Malgré son entrain et son enthousiasme, rien ne garantit à Sanaa que ses enfants obtiendront la nationalité. Il faut répondre à certaines conditions et personne ne sait lesquelles ! L'espoir et l'inquiétude planent sur cette foule de femmes qui attendent de déposer leur demande de nationalité. Farida qui a épousé un Pakistanais a eu un garçon de lui. « Si cette décision présidentielle est applicable à tous, mon fils pourrait en être privé, vu que le pays de son père est classé dans la liste noire après les attaques de 11 septembre », dit-elle en affirmant que les responsables de l'organisme ont avancé que certaines conditions seront prises en considération telles que la sécurité nationale de peur qu'il y ait une infiltration de réseaux d'espionnage par l'intermédiaire des enfants nés d'un père étranger après l'obtention de la nationalité égyptienne. « Je veux m'assurer avant tout que ce genre de questions liées à la sécurité nationale ne seront pas les premiers prétextes avancés pour refuser d'octroyer la nationalité égyptienne », avance Farida. Jusque-là, elle n'a obtenu aucune réponse. Pire encore, le cas de Farida semble être délicat étant donné que son frère a été impliqué dans une affaire de chèques sans provision alors qu'on exige que tous les membres de la famille de la personne réclamant la nationalité égyptienne pour les enfants aient un casier judiciaire propre.

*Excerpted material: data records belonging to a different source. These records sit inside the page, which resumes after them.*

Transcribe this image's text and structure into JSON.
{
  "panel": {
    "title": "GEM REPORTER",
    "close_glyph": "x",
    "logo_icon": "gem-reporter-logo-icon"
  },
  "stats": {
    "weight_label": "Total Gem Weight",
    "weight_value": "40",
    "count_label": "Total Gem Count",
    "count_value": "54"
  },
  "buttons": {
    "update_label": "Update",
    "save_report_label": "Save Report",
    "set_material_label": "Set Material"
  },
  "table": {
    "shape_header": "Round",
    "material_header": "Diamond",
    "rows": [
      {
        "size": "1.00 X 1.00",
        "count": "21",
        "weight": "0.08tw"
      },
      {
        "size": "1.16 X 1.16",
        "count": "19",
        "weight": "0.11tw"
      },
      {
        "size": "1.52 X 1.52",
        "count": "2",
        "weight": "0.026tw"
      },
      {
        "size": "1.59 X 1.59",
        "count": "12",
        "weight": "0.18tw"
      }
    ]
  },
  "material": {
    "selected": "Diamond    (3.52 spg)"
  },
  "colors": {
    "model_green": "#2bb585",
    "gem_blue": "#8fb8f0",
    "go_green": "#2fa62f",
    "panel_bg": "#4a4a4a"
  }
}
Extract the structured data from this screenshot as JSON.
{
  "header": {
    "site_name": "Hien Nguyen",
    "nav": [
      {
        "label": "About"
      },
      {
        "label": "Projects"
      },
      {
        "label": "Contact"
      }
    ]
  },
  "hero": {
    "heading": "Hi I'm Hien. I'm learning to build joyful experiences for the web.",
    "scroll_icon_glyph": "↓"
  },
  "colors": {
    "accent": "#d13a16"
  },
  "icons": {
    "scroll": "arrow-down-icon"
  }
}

Sanaa, Farida et tant d'autres devront semble-t-il patauger encore un moment dans le flou avant d'être fixées sur le sort de leurs enfants. Une fois les formalités terminées, toutes ignorent si les dossiers déposés vont être acceptés ou rejetés. Elles ont toutes le sentiment que ce n'est pas un droit que l'on accorde mais plutôt une faveur.